Altınbaş Üniversite Hastanesi Medical Park Bahçelievler Kalp ve Damar Cerrahı Prof. Dr. Barış Çaynak: “Tansiyon, kalp ve damar hastalıklarının tüm risk faktörleri arasında en önlenebilir ve önlendiğinde en fazla ilerleme kaydedilebilen risk faktördür. Tansiyon ile ilgili 1980’li yıllarda Amerika’da yapılan geniş halk sağlığı çalışmalar gösteriyor ki; kalp ve damar hastalıklarını önlemede en etkili yol kan basıncı, yani tansiyon kontrolüdür. Tansiyon sadece kalp damarlarının tıkanmasına sebep olmuyor, aynı zamanda kan dolaşımının ulaştığı her yerde bozukluğa sebep oluyor. Beyin kanaması ve toplumdaki en ciddi ölüm sebeplerinden biri olan inmenin en belirgin tetikleyicisi, tansiyon yüksekliğidir. Kalp damarlarının tıkanması, damar anevrizması ve karın damarı genişlemesi tansiyonun en sık sebep olduğu rahatsızlıklardandır. Tansiyon; böbrekleri bozarak, böbrek yetmezliğine yol açıyor, göz dibi kanaması yapıyor ve göz sağlığı ile ilgili ciddi problemler yaratıyor, beyin anevrizmalarına ve beyin kanamasına sebep oluyor. Bu nedenle tansiyon kontrolü sağlığımız için oldukça önemli” diyor.

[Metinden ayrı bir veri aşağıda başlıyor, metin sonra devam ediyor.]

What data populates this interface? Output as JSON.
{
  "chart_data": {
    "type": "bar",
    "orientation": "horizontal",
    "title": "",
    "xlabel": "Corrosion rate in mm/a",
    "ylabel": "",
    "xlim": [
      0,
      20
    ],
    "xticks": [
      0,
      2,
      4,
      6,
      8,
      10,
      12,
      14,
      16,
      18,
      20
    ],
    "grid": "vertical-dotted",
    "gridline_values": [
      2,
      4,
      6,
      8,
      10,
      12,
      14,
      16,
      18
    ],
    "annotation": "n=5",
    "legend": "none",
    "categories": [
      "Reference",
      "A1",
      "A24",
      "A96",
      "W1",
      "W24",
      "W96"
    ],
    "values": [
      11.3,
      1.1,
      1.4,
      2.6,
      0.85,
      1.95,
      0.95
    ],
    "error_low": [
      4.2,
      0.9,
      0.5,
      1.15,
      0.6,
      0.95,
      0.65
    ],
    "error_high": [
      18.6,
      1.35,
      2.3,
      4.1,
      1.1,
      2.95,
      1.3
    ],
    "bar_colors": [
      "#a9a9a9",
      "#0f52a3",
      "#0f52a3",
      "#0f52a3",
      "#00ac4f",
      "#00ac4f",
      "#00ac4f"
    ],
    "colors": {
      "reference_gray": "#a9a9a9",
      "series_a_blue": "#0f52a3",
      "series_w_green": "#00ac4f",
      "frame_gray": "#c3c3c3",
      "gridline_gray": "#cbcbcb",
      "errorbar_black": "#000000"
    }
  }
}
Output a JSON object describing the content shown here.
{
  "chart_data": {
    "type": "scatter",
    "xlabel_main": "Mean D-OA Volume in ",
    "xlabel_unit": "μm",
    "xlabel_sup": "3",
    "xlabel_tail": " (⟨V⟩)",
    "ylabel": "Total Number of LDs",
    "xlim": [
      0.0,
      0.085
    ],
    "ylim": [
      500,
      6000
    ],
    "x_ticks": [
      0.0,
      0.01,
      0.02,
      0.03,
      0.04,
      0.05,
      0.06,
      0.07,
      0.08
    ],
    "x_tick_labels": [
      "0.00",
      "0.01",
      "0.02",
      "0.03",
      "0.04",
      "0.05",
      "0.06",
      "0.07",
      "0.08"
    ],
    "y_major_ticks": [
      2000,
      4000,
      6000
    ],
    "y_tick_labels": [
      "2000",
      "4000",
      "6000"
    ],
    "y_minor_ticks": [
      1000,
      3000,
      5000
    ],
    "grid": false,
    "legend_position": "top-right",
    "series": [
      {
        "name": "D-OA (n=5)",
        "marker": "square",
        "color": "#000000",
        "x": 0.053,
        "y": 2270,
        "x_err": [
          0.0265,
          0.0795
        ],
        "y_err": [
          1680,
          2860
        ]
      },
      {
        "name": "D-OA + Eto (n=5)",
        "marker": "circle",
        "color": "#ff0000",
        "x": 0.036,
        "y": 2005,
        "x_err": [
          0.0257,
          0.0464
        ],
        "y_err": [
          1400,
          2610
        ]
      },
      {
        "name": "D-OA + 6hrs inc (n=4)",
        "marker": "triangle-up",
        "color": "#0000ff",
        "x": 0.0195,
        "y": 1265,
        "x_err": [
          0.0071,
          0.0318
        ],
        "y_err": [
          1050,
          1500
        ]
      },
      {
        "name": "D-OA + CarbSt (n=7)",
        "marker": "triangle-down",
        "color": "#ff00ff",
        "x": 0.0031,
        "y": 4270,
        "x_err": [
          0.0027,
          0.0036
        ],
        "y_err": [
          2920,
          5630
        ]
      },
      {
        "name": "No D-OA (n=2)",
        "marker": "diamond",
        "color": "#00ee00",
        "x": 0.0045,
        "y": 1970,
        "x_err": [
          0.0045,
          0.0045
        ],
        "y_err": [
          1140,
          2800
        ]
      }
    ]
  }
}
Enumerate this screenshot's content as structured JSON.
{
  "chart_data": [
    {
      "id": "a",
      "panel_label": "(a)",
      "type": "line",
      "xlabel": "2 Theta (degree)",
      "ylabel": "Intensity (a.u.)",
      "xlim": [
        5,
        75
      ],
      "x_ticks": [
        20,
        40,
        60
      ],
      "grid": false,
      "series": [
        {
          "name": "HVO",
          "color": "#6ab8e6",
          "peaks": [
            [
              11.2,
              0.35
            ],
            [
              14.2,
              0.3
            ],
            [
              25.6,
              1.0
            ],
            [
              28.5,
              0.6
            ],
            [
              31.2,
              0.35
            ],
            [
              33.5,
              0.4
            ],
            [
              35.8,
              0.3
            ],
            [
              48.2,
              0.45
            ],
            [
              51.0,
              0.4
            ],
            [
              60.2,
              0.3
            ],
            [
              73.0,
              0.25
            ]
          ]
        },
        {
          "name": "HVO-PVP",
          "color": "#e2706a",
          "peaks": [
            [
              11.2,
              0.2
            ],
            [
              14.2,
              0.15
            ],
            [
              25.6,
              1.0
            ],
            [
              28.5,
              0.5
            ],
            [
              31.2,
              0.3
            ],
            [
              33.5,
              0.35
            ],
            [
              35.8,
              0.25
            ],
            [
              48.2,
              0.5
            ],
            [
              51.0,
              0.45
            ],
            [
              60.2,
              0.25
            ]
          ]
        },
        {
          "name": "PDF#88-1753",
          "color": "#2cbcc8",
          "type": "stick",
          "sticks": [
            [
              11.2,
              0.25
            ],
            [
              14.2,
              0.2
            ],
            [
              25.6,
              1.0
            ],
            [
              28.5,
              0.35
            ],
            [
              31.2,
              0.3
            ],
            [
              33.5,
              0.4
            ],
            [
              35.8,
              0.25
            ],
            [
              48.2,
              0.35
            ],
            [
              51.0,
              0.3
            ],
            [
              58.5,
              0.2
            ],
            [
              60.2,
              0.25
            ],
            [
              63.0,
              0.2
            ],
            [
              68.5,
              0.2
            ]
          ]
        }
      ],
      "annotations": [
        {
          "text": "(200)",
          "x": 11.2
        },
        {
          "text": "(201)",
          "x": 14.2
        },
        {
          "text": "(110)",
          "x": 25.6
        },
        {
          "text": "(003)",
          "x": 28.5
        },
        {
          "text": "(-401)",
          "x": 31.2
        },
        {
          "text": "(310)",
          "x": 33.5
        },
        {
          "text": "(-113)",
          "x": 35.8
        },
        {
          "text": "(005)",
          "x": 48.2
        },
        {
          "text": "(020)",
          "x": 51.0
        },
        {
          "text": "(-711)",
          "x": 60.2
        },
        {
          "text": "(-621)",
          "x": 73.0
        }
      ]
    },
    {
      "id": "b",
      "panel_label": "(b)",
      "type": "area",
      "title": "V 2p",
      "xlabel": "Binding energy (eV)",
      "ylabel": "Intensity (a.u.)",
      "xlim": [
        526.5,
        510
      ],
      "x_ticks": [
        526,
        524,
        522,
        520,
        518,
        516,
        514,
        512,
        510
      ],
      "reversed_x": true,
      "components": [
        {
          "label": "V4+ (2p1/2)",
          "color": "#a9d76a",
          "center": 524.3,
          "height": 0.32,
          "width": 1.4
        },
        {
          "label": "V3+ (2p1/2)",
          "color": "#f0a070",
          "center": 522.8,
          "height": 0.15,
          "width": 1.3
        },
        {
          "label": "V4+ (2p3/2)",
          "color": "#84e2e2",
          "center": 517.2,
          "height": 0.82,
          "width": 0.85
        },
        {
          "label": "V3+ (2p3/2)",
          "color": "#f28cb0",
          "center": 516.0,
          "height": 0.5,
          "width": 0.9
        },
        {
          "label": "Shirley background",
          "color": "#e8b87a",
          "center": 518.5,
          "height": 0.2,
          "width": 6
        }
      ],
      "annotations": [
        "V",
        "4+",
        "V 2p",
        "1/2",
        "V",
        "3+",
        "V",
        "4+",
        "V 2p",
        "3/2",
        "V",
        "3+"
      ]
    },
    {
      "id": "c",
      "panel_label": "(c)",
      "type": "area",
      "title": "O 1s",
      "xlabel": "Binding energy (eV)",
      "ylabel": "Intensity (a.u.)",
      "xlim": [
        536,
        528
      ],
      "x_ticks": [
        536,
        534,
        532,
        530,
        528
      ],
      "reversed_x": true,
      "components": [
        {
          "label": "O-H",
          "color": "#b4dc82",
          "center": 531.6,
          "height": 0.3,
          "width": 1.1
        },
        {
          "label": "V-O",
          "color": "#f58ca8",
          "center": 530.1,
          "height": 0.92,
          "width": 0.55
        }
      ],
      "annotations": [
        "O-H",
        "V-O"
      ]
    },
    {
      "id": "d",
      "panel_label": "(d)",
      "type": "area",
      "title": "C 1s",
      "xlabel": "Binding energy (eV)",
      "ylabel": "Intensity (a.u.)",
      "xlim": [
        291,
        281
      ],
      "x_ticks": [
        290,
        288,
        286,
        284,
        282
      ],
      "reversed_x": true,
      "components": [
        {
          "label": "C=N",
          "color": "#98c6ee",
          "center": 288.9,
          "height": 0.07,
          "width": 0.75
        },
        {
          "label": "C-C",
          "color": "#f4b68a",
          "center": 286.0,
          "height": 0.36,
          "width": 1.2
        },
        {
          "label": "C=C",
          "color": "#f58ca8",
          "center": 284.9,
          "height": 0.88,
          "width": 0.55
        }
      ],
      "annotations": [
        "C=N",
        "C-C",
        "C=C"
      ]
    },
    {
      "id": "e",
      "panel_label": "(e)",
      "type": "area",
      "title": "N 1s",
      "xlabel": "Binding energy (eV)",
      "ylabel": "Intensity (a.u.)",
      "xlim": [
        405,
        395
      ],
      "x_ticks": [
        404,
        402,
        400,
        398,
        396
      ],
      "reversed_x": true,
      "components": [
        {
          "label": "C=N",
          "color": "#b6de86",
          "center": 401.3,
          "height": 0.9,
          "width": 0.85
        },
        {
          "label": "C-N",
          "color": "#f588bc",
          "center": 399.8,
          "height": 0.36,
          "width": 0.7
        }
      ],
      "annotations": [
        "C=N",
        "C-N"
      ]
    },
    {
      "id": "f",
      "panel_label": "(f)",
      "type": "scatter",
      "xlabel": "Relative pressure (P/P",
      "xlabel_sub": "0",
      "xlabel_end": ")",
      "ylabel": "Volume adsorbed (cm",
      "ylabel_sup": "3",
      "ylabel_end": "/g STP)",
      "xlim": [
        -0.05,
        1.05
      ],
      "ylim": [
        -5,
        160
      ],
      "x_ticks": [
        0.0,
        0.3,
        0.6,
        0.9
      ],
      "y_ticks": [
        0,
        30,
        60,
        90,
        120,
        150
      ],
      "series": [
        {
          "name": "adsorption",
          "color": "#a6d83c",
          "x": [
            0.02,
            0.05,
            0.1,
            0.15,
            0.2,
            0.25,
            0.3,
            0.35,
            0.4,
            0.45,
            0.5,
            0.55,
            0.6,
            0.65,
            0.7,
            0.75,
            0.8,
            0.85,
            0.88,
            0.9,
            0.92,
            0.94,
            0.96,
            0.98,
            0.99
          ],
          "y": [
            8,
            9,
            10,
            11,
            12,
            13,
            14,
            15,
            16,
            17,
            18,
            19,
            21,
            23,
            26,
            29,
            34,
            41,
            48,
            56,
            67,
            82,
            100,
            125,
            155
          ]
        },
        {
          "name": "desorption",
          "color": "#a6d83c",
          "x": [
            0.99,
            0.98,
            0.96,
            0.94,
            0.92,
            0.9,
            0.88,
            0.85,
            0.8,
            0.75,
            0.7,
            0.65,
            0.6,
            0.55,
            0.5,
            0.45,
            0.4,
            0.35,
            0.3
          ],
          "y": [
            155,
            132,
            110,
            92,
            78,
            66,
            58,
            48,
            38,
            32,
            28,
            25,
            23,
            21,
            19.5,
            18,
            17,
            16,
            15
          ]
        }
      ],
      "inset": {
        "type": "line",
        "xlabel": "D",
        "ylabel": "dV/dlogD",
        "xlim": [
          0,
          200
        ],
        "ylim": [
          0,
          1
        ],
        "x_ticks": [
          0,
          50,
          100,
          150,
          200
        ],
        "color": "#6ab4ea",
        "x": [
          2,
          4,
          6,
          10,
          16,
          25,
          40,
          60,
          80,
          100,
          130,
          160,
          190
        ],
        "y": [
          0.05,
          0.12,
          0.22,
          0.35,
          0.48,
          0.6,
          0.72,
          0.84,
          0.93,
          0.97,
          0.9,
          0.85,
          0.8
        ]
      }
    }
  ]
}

EGZERSİZ DEMEK HALI SAHA MAÇI YAPMAK DEĞİLDİR!
Tansiyon, genellikle sebebi bilinmeyen genetik bir hastalık olarak ortaya çıkıyor. Ailede tansiyon hastalığı olanlar ciddi risk altındadır. Kişi ne kadar kiloluysa, tansiyonu o kadar yükseliyor. Bu yüzden kilo kontrolü çok önemlidir. Düzenli olarak kardiyo egzersizi yapılmalıdır. Kardiyo egzersizi halı saha maçı yapmak değildir, haftanın en az üç günü, günde minimum 3-5 km. arası yürümektir. Bu yürüyüş yavaş bir tempoda başlatılıp, yavaş yavaş tempoyu hızlandırıp, ardından belli bir tempoya tekrar dönmek şeklinde yapılmalıdır. Eğer basit bir tansiyon yüksekliği ise egzersiz ile tansiyon kontrolü mümkündür.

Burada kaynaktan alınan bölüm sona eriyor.